Its infrastructure and transport deputy minister, Onán Cruz, and tourism minister Cristóbal de la Rosa, have called for budget amendment to allow the popular destination to be expanded.
They say the two existing terminal buildings are not enough to cope with any possible above-average influx of tourists, even if joined together as the national government's airport investment plan includes.
Tenerife-Reina Sofía, otherwise known as Tenerife South, was built in 1978 and has not been significantly modified since.
Back then, nearly 40 years ago, Tenerife did not have anywhere near the volume of tourism it does now, and its structure and facilities are 'out of date' and 'do not have the capacity' required of a modern airport in a major holiday hotspot which welcomes over 11 million passengers a year.
But the Airport Regulation Document (DORA) 2017-2021 has hugely underestimated passenger numbers, Cruz says, meaning funding proposed is 'clearly insufficient'.
The DORA only covers joining the current two terminals together in 2019, and at the moment, Tenerife South airport is 'fit to burst' even out of season, according to the two ministers.
They had already filed a funding request to the national government in July, pointing out that according to forecasts, tourist numbers for the island of El Hierro are expected to treble by the year 2030 and, in response, the DORA had included a 900-metre runway extension.
And Tenerife is likely to see a similar or even larger rise in visitor numbers.
Yet the neighbouring and much smaller island of La Gomera has also had a runway extension approved, despite receiving far fewer tourists.
Cristóbal de la Rosa said airport governing body AENA needed to start investing seriously in the Canary Islands, given that it is 'one of the leading tourist destinations in Europe', and especially in view of the fact that practically everyone who travels to the region goes there by air and residents themselves can only get from one island to another by plane.

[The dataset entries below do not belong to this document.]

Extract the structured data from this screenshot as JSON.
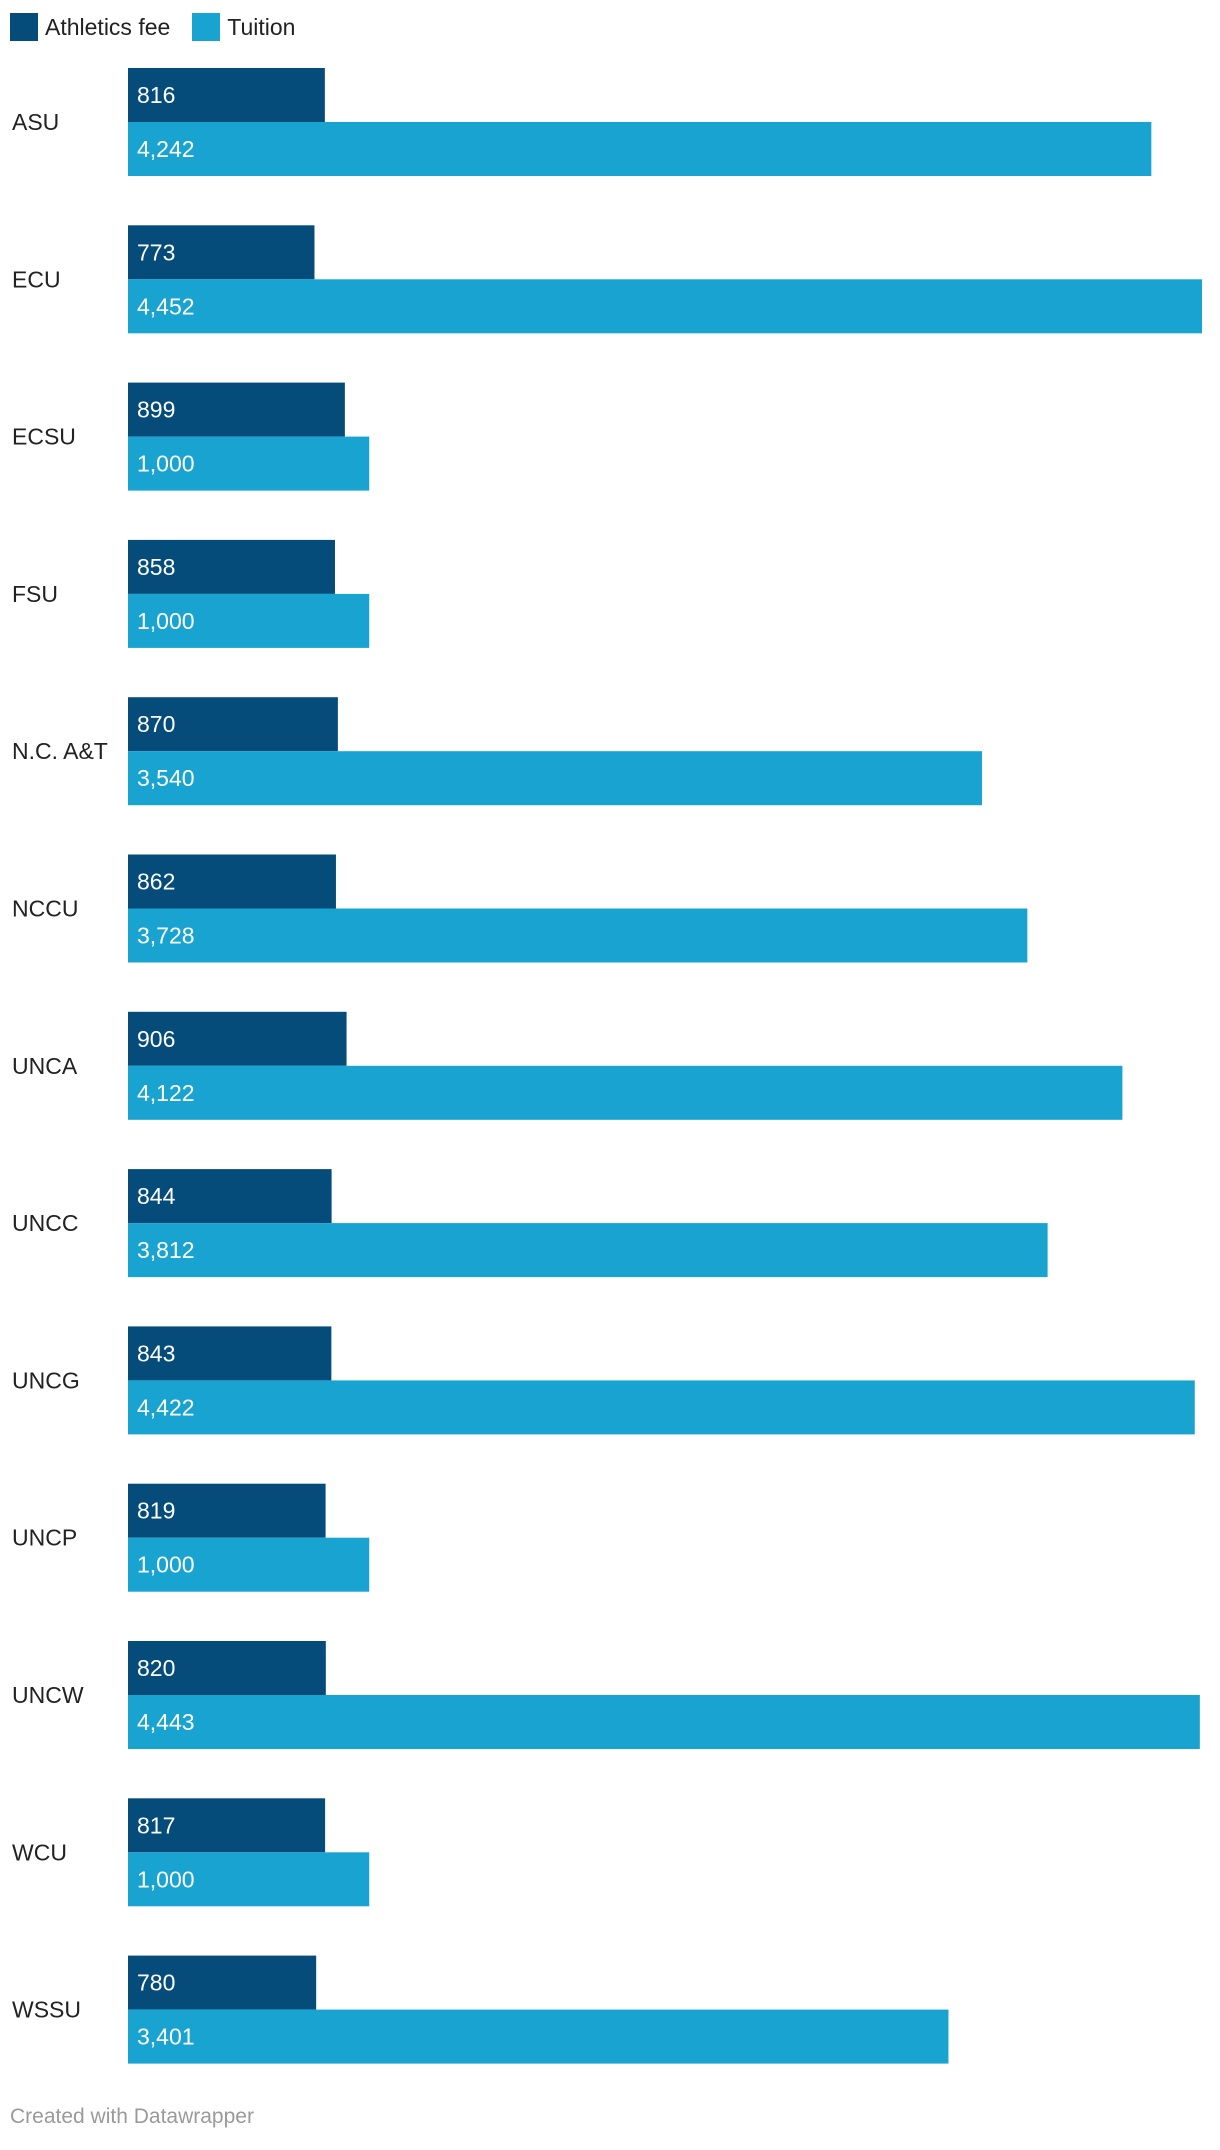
{
  "chart_data": {
    "type": "bar",
    "orientation": "horizontal",
    "categories": [
      "ASU",
      "ECU",
      "ECSU",
      "FSU",
      "N.C. A&T",
      "NCCU",
      "UNCA",
      "UNCC",
      "UNCG",
      "UNCP",
      "UNCW",
      "WCU",
      "WSSU"
    ],
    "series": [
      {
        "name": "Athletics fee",
        "color": "#054c7a",
        "values": [
          816,
          773,
          899,
          858,
          870,
          862,
          906,
          844,
          843,
          819,
          820,
          817,
          780
        ],
        "labels": [
          "816",
          "773",
          "899",
          "858",
          "870",
          "862",
          "906",
          "844",
          "843",
          "819",
          "820",
          "817",
          "780"
        ]
      },
      {
        "name": "Tuition",
        "color": "#19a3d1",
        "values": [
          4242,
          4452,
          1000,
          1000,
          3540,
          3728,
          4122,
          3812,
          4422,
          1000,
          4443,
          1000,
          3401
        ],
        "labels": [
          "4,242",
          "4,452",
          "1,000",
          "1,000",
          "3,540",
          "3,728",
          "4,122",
          "3,812",
          "4,422",
          "1,000",
          "4,443",
          "1,000",
          "3,401"
        ]
      }
    ],
    "xlim": [
      0,
      4452
    ],
    "legend_position": "top-left",
    "grid": false
  },
  "footer": {
    "credit": "Created with Datawrapper"
  }
}
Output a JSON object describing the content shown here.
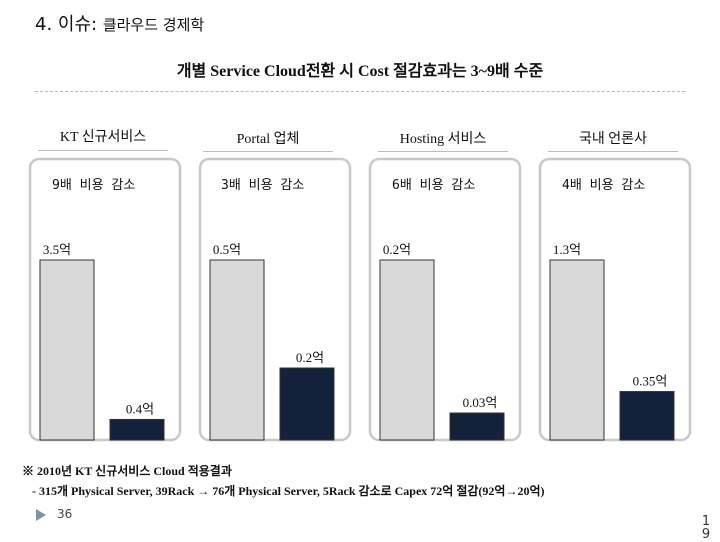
{
  "header": {
    "section": "4. 이슈:",
    "subtitle": "클라우드 경제학",
    "headline": "개별 Service Cloud전환 시  Cost 절감효과는 3~9배 수준"
  },
  "chart_data": {
    "type": "bar",
    "title": "개별 Service Cloud전환 시  Cost 절감효과는 3~9배 수준",
    "panels": [
      {
        "category": "KT 신규서비스",
        "saving": "9배 비용 감소",
        "before": {
          "value": 3.5,
          "label": "3.5억"
        },
        "after": {
          "value": 0.4,
          "label": "0.4억"
        }
      },
      {
        "category": "Portal 업체",
        "saving": "3배 비용 감소",
        "before": {
          "value": 0.5,
          "label": "0.5억"
        },
        "after": {
          "value": 0.2,
          "label": "0.2억"
        }
      },
      {
        "category": "Hosting 서비스",
        "saving": "6배 비용 감소",
        "before": {
          "value": 0.2,
          "label": "0.2억"
        },
        "after": {
          "value": 0.03,
          "label": "0.03억"
        }
      },
      {
        "category": "국내 언론사",
        "saving": "4배 비용 감소",
        "before": {
          "value": 1.3,
          "label": "1.3억"
        },
        "after": {
          "value": 0.35,
          "label": "0.35억"
        }
      }
    ],
    "colors": {
      "before": "#d9d9d9",
      "after": "#13213a",
      "panel_border": "#c8c8c8"
    }
  },
  "footnote": {
    "line1": "※ 2010년 KT 신규서비스 Cloud 적용결과",
    "line2": "- 315개 Physical Server, 39Rack → 76개 Physical Server, 5Rack 감소로 Capex 72억 절감(92억→20억)"
  },
  "page_number": "36",
  "side_number": "1 9"
}
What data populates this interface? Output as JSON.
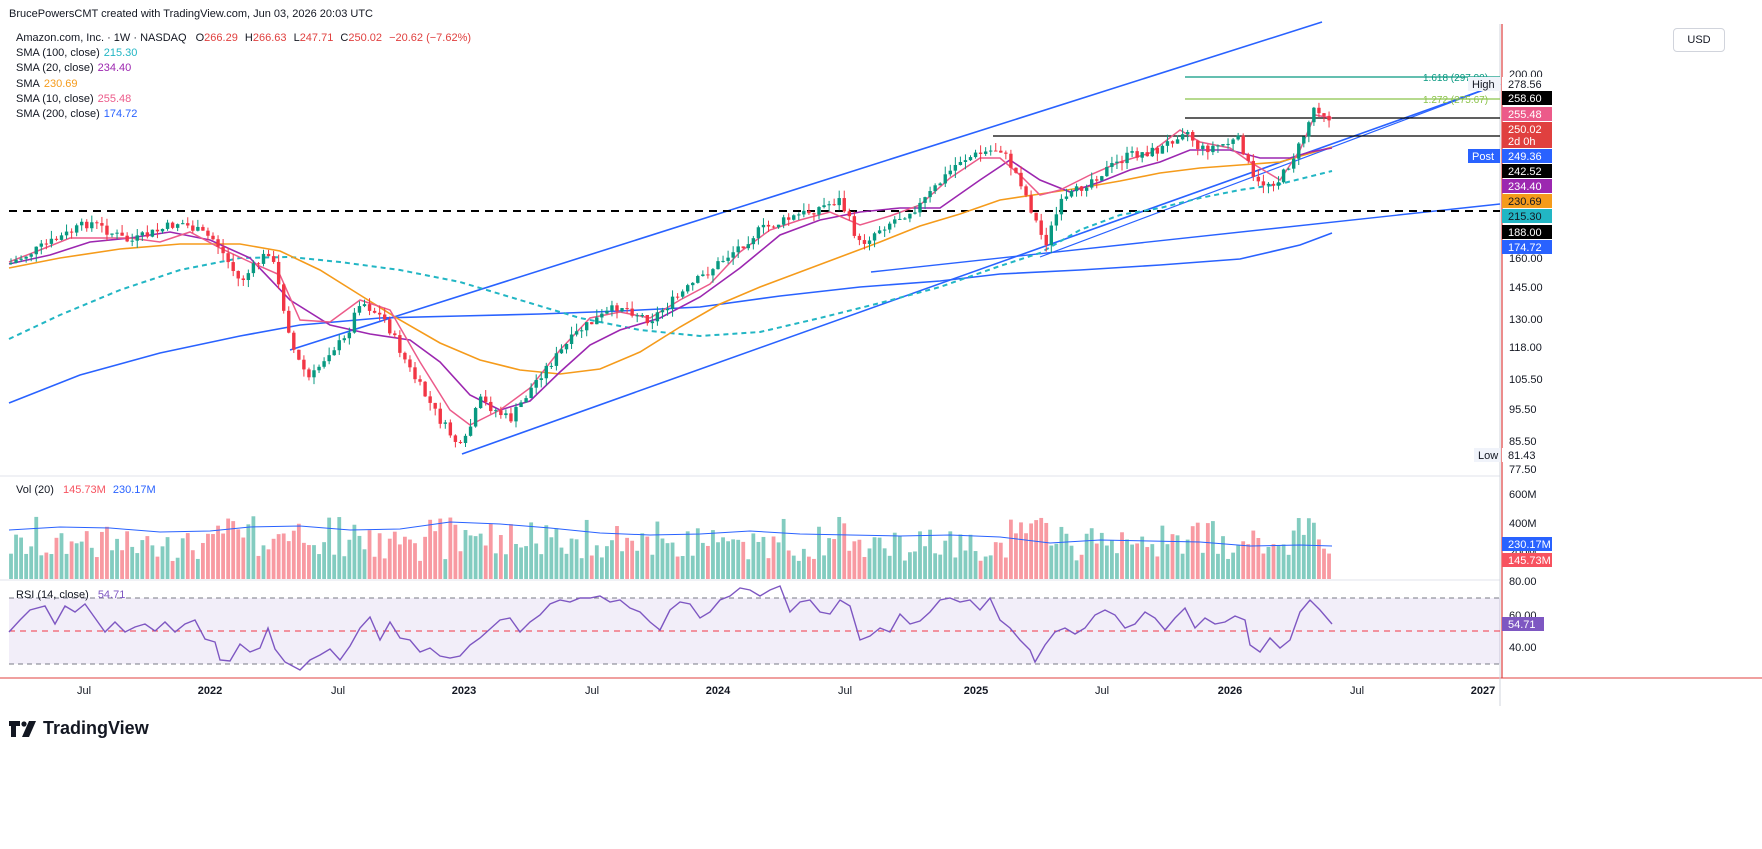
{
  "credit": "BrucePowersCMT created with TradingView.com, Jun 03, 2026 20:03 UTC",
  "brand": "TradingView",
  "currency": "USD",
  "legend": {
    "title": "Amazon.com, Inc. · 1W · NASDAQ",
    "open_label": "O",
    "open": "266.29",
    "high_label": "H",
    "high": "266.63",
    "low_label": "L",
    "low": "247.71",
    "close_label": "C",
    "close": "250.02",
    "change": "−20.62 (−7.62%)",
    "indicators": [
      {
        "label": "SMA (100, close)",
        "value": "215.30",
        "color": "#22b6c4"
      },
      {
        "label": "SMA (20, close)",
        "value": "234.40",
        "color": "#9c27b0"
      },
      {
        "label": "SMA",
        "value": "230.69",
        "color": "#f59b1b"
      },
      {
        "label": "SMA (10, close)",
        "value": "255.48",
        "color": "#ec5b8a"
      },
      {
        "label": "SMA (200, close)",
        "value": "174.72",
        "color": "#2962ff"
      }
    ]
  },
  "volume_legend": {
    "label": "Vol (20)",
    "value1": "145.73M",
    "value1_color": "#f7525f",
    "value2": "230.17M",
    "value2_color": "#2962ff"
  },
  "rsi_legend": {
    "label": "RSI (14, close)",
    "value": "54.71",
    "color": "#7e57c2"
  },
  "chart_data": [
    {
      "type": "candlestick",
      "title": "Amazon.com, Inc. · 1W · NASDAQ",
      "x_ticks": [
        "Jul",
        "2022",
        "Jul",
        "2023",
        "Jul",
        "2024",
        "Jul",
        "2025",
        "Jul",
        "2026",
        "Jul",
        "2027"
      ],
      "y_ticks": [
        77.5,
        85.5,
        95.5,
        105.5,
        118.0,
        130.0,
        145.0,
        160.0,
        200.0
      ],
      "price_scale": "log",
      "ylim": [
        76,
        210
      ],
      "price_labels": [
        {
          "text": "High",
          "value": "278.56",
          "bg": "#ffffff",
          "fg": "#131722"
        },
        {
          "text": "",
          "value": "258.60",
          "bg": "#000000",
          "fg": "#ffffff"
        },
        {
          "text": "",
          "value": "255.48",
          "bg": "#ec5b8a",
          "fg": "#ffffff"
        },
        {
          "text": "",
          "value": "250.02",
          "sub": "2d 0h",
          "bg": "#e0403f",
          "fg": "#ffffff"
        },
        {
          "text": "Post",
          "value": "249.36",
          "bg": "#2962ff",
          "fg": "#ffffff"
        },
        {
          "text": "",
          "value": "242.52",
          "bg": "#000000",
          "fg": "#ffffff"
        },
        {
          "text": "",
          "value": "234.40",
          "bg": "#9c27b0",
          "fg": "#ffffff"
        },
        {
          "text": "",
          "value": "230.69",
          "bg": "#f59b1b",
          "fg": "#131722"
        },
        {
          "text": "",
          "value": "215.30",
          "bg": "#22b6c4",
          "fg": "#131722"
        },
        {
          "text": "",
          "value": "188.00",
          "bg": "#000000",
          "fg": "#ffffff"
        },
        {
          "text": "",
          "value": "174.72",
          "bg": "#2962ff",
          "fg": "#ffffff"
        },
        {
          "text": "Low",
          "value": "81.43",
          "bg": "#ffffff",
          "fg": "#131722"
        }
      ],
      "fib_levels": [
        {
          "label": "1.618 (297.90)",
          "color": "#089981"
        },
        {
          "label": "1.272 (275.67)",
          "color": "#8bc34a"
        }
      ],
      "series": [
        {
          "name": "SMA (10, close)",
          "color": "#ec5b8a"
        },
        {
          "name": "SMA (20, close)",
          "color": "#9c27b0"
        },
        {
          "name": "SMA",
          "color": "#f59b1b"
        },
        {
          "name": "SMA (100, close)",
          "color": "#22b6c4"
        },
        {
          "name": "SMA (200, close)",
          "color": "#2962ff"
        }
      ]
    },
    {
      "type": "bar",
      "title": "Vol (20)",
      "y_ticks": [
        "600M",
        "400M",
        "200M"
      ],
      "ylim": [
        0,
        700
      ]
    },
    {
      "type": "line",
      "title": "RSI (14, close)",
      "y_ticks": [
        80,
        60,
        40
      ],
      "ylim": [
        20,
        90
      ],
      "bands": [
        30,
        50,
        70
      ]
    }
  ]
}
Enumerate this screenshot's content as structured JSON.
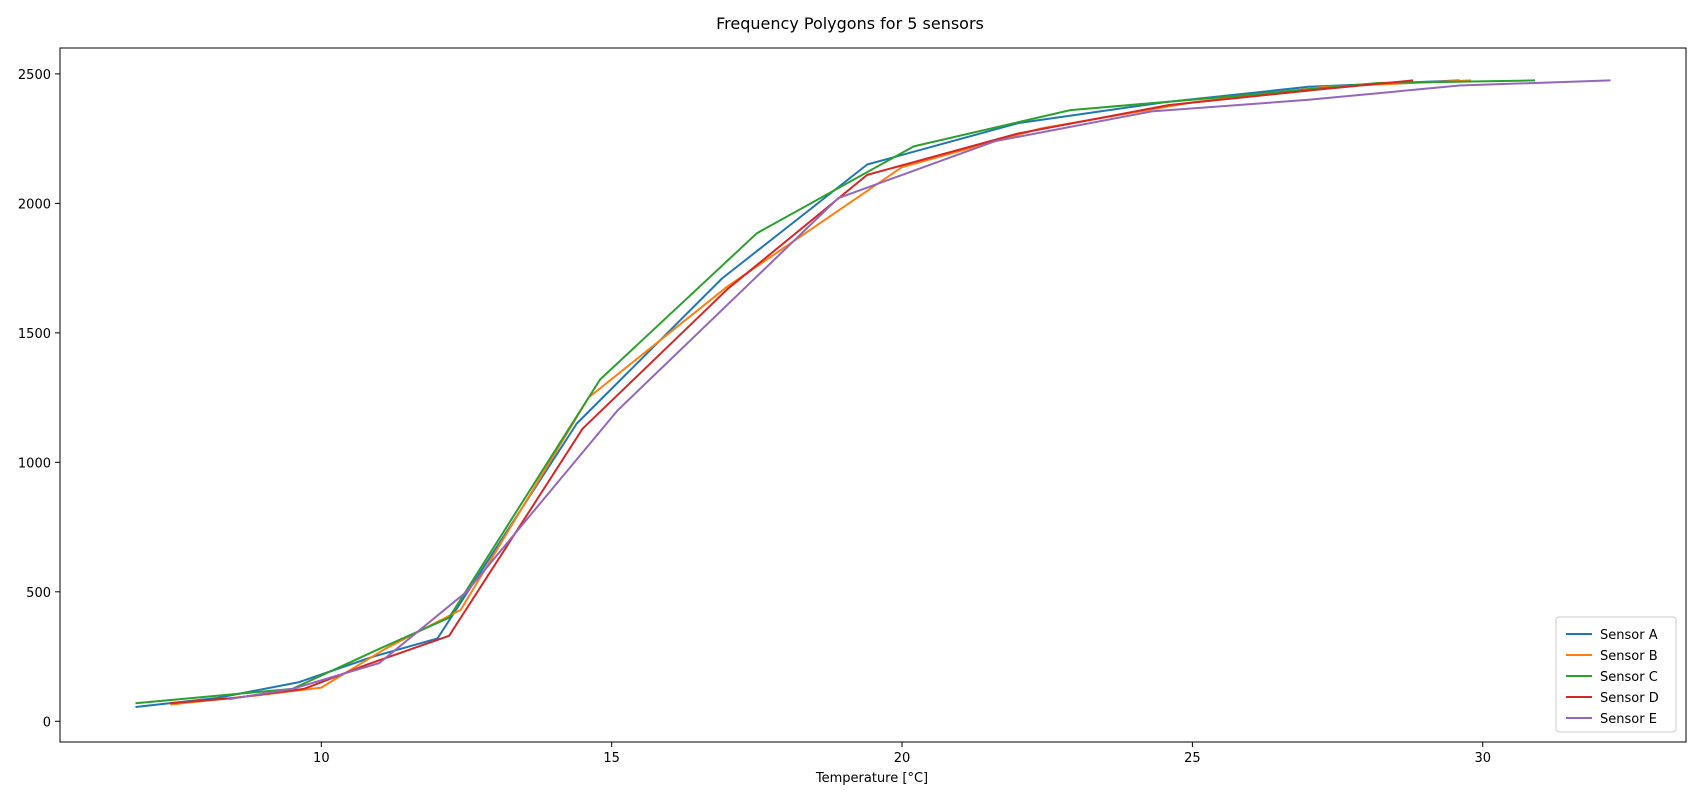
{
  "chart_data": {
    "type": "line",
    "title": "Frequency Polygons for 5 sensors",
    "xlabel": "Temperature [°C]",
    "ylabel": "",
    "xlim": [
      5.5,
      33.5
    ],
    "ylim": [
      -80,
      2600
    ],
    "x_ticks": [
      10,
      15,
      20,
      25,
      30
    ],
    "y_ticks": [
      0,
      500,
      1000,
      1500,
      2000,
      2500
    ],
    "grid": false,
    "legend_position": "lower-right",
    "series": [
      {
        "name": "Sensor A",
        "color": "#1f77b4",
        "x": [
          6.8,
          8.2,
          9.6,
          10.9,
          12.0,
          14.4,
          16.9,
          19.4,
          22.0,
          24.5,
          27.0,
          29.6
        ],
        "y": [
          55,
          90,
          150,
          250,
          320,
          1150,
          1710,
          2150,
          2310,
          2390,
          2450,
          2475
        ]
      },
      {
        "name": "Sensor B",
        "color": "#ff7f0e",
        "x": [
          7.4,
          8.9,
          10.0,
          11.1,
          12.4,
          14.6,
          17.0,
          20.0,
          22.4,
          25.0,
          27.3,
          29.8
        ],
        "y": [
          65,
          100,
          130,
          280,
          430,
          1250,
          1680,
          2140,
          2290,
          2390,
          2450,
          2475
        ]
      },
      {
        "name": "Sensor C",
        "color": "#2ca02c",
        "x": [
          6.8,
          9.5,
          11.0,
          12.2,
          14.8,
          17.5,
          20.2,
          22.9,
          25.5,
          28.2,
          30.9
        ],
        "y": [
          70,
          125,
          280,
          400,
          1320,
          1885,
          2220,
          2360,
          2410,
          2465,
          2475
        ]
      },
      {
        "name": "Sensor D",
        "color": "#d62728",
        "x": [
          7.4,
          8.5,
          9.7,
          10.8,
          12.2,
          14.5,
          17.0,
          19.4,
          22.0,
          24.6,
          27.2,
          28.8
        ],
        "y": [
          70,
          90,
          125,
          220,
          330,
          1130,
          1670,
          2110,
          2270,
          2380,
          2440,
          2475
        ]
      },
      {
        "name": "Sensor E",
        "color": "#9467bd",
        "x": [
          8.4,
          9.5,
          11.0,
          12.5,
          15.1,
          18.9,
          21.6,
          24.3,
          27.0,
          29.6,
          32.2
        ],
        "y": [
          85,
          125,
          225,
          500,
          1200,
          2020,
          2240,
          2355,
          2400,
          2455,
          2475
        ]
      }
    ]
  }
}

He has also urged the Civil Aviation Authority to restore the La Gomera-Gran Canaria air route, which was in operation between 2007 and 2009 inclusive under the banner of 'Public Service Obligation' (OSP), meaning it was considered a necessary facility for the ordinary resident which should be in place whether or not it makes a profit.
For the last eight years, it has only been possible to fly between La Gomera and Gran Canaria via a connecting flight with a stop in Tenerife, making the journey much longer and less convenient.